Day 2

Yesterday we prepared a streak plate of the bacteria from the lightswitch.  We sterilized the inoculating loop, touched it to the original bacteria colony, and spread it across the streak plate, four times. This procedure isolates bacteria colonies so they can be seperately observed. We then placed it in the incubator overnight. 
Today we removed our lightswitch bacteria from the incubator and observed the growth on the spread plate. The bacteria colonies grew much larger throughout the spread plate, in the streak pattern we performed yesterday. 
Colony Observation: Circular, cream-colored colonies that are slightly raised.  The edges are entire.

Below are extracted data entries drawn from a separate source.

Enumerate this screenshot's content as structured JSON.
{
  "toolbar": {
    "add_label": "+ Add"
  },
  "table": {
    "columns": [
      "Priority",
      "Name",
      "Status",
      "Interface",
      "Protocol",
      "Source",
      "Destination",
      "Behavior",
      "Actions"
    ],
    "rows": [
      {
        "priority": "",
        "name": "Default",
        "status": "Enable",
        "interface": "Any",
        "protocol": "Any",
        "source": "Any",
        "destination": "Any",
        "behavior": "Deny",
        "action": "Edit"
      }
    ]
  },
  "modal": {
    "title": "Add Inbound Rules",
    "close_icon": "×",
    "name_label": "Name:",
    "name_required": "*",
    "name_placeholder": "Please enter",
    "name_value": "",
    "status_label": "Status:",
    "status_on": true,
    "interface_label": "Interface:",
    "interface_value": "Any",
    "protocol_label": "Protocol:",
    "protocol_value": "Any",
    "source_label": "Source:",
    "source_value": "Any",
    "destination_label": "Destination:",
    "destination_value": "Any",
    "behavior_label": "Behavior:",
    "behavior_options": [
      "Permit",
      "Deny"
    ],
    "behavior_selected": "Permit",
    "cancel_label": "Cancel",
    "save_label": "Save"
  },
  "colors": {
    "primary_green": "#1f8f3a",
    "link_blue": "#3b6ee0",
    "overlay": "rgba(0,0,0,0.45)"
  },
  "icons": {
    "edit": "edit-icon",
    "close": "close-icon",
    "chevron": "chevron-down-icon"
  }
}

Yesterday we also recieved an unknown bacteria in a test tube.  Using a sterilized inoculating loop, we transfered the bacteria to broth and placed it in an incubator at 25 degrees celsius. 
The more transparent tube is the broth with the bacteria and the cloudier one is the original bacteria sample:

Today, we observed the colony growth in a pellicle form, meaning that the bacteria colony formed on the surface of the broth. It was white and circular as seen on the surface below:

We then did a hanging drop slide to observe the colony under the microscope.  In this procedure, we placed a drop of the bacteria-in-broth solution on a coverslip and attached that to a depression slide.  Using oil immersion, we observed the bacteria moving.  In the video below, the bacteria are the small white ovals "swimming" around:

At the end of lab, our instructor demonstrated how bacteriophages kill bacteria cells.  Bacteriophages are bacteria-specific viruses.  He spread bacteria from broth into a petri dish, then traced a design into the bacteria using the bacteriophages. Then we placed it in the incubator.  According to the specificity of bacteriophages to bacteria, we expect to see no bacteria colony growth where the bacteriophages were placed.